ZeBox can also be seen as the tip of the technology development iceberg in Marseille, where entrepreneurship is proliferating based on a number of factors: proximity to CMA CGM, including veterans of the shipping line that have struck out on their own (such as the shipment management software provider BuyCo, and the container sensor technology company Traxens); the ease to what Somekh called “free capital” for startups from government programs designed to foster entrepreneurs; and Marseille’s geographic position at the intersection of Europe, North Africa, and the Middle East.
“We saw it as the only place to attract entrepreneurs from Southern Europe, the Middle East, Northern Africa, even from Paris,” said Somekh.
“It’s easy to find money in France with a good project, from early stage to Series A,” he said. “After that it starts to get more difficult. It’s also easier to raise ‘free money’ in France due to the strong public commitment towards innovative startups. You can create partnerships with academic labs. There are many opportunities to raise up to $1 million with no stake you have to give up. There are lots of [angel investors], and angels sometimes work in tandem to raise significant amounts.”
Somekh said the venture capital scene in France is also active and well-connected with venture capitalists (VCs) and private equity funds in North America. That’s important, particularly to the type of startups ZeBox is attracting, because the products they develop must have a potential market size larger than just France. That, of course, applies to global logistics.
Expanding to Caribbean
ZeBox is also attempting to extend its own geographical reach with the pending launch at the end of September of ZeBox Caraïbes to target founders in the Caribbean. “There are unique logistics challenges in the islands,” he said. “It’s also a place where French, English, and Spanish cultures connect, and it presents an opening to South America.”
The success ZeBox has had in attracting French and European startups, and the forthcoming location in the Caribbean, is an example of the diffuse nature of logistics technology incubation around the world. While US-based entities such as Silicon Valley-based Y Combinator and Plug and Play Tech Center; Boulder, Colorado-based Techstars; and Chattanooga, Tennessee-based Dynamo have focused partly or wholly on supply chain startups in North America, there are a growing number of such incubators around the world.

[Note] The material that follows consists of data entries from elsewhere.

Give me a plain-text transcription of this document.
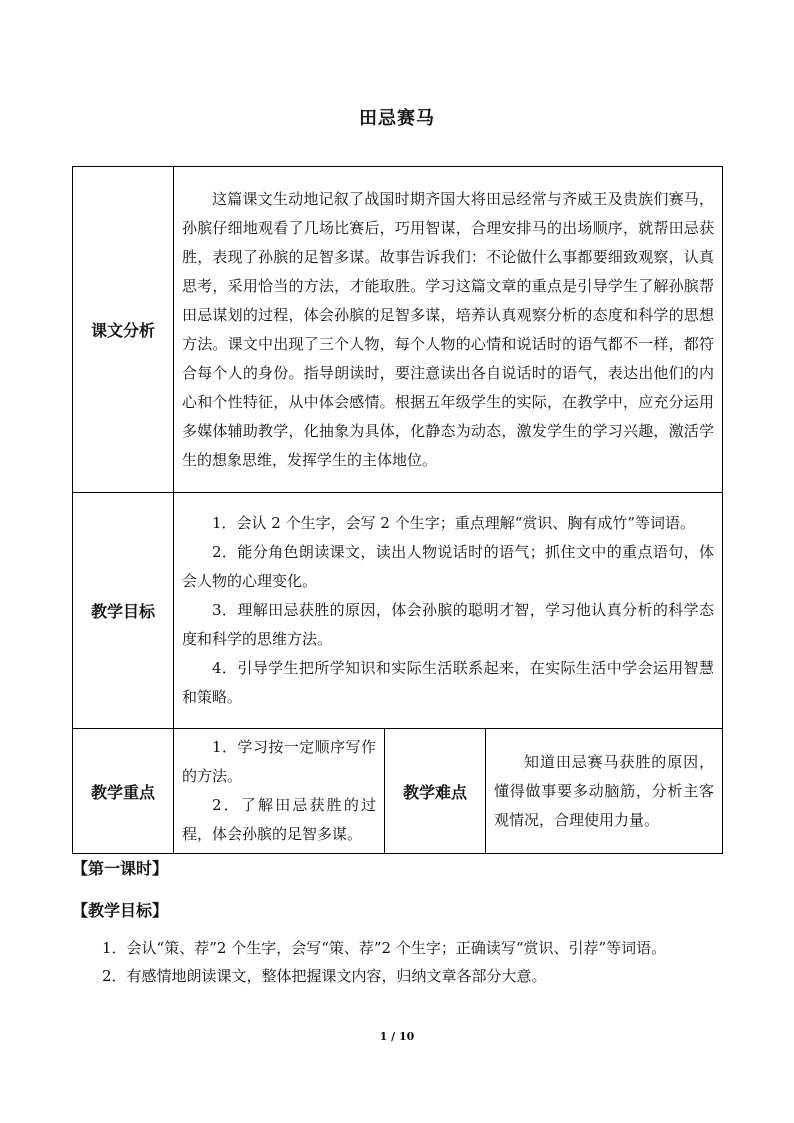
田忌赛马
课文分析	这篇课文生动地记叙了战国时期齐国大将田忌经常与齐威王及贵族们赛马，孙膑仔细地观看了几场比赛后，巧用智谋，合理安排马的出场顺序，就帮田忌获胜，表现了孙膑的足智多谋。故事告诉我们：不论做什么事都要细致观察，认真思考，采用恰当的方法，才能取胜。学习这篇文章的重点是引导学生了解孙膑帮田忌谋划的过程，体会孙膑的足智多谋，培养认真观察分析的态度和科学的思想方法。课文中出现了三个人物，每个人物的心情和说话时的语气都不一样，都符合每个人的身份。指导朗读时，要注意读出各自说话时的语气，表达出他们的内心和个性特征，从中体会感情。根据五年级学生的实际，在教学中，应充分运用多媒体辅助教学，化抽象为具体，化静态为动态，激发学生的学习兴趣，激活学生的想象思维，发挥学生的主体地位。		

教学目标	1．会认 2 个生字，会写 2 个生字；重点理解“赏识、胸有成竹”等词语。

2．能分角色朗读课文，读出人物说话时的语气；抓住文中的重点语句，体会人物的心理变化。

3．理解田忌获胜的原因，体会孙膑的聪明才智，学习他认真分析的科学态度和科学的思维方法。

4．引导学生把所学知识和实际生活联系起来，在实际生活中学会运用智慧和策略。		

教学重点	1．学习按一定顺序写作的方法。

2．了解田忌获胜的过程，体会孙膑的足智多谋。	教学难点	知道田忌赛马获胜的原因，懂得做事要多动脑筋，分析主客观情况，合理使用力量。

【第一课时】
【教学目标】

1．会认“策、荐”2 个生字，会写“策、荐”2 个生字；正确读写“赏识、引荐”等词语。

2．有感情地朗读课文，整体把握课文内容，归纳文章各部分大意。

1 / 10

Techstars and Plug and Play both have global locations, but some of these incubators — such as PortXL in Rotterdam, Next Logistics Accelerator in Hamburg, Rainmaking Transport in Copenhagen, and Unboxed in Singapore (the incubation arm of the terminal operator PSA International) — are specifically maritime or logistics-focused. ZeBox and Unboxed created a partnership in June 2018.
All of this activity is creating multiple sources of potential investment, access to corporate advisory, business development, and talent pools, meaning founders need not flock to North America to get access to those critical components for early stage companies. Theoretically, that should drive value for shippers.
That, Somekh said, is ultimately what an effective incubator can do for emergent logistics technology providers.
“With a corporate fund, you’re sometimes only hearing about a problem specific to a certain company,” he said. “We want to make sure [the corporate advisors] are identifying problem statements that startups can address, so the problem must be shared by multiple partners. We also hope to open dialogue between corporate partners.”
For startups, the benefit of corporate partners involved in ZeBox is access to resources such as data sets, market insights, and proof of concept opportunities. “We don’t speak about investments,” Somekh said. “It may happen, but that’s not the main point we want to focus on.”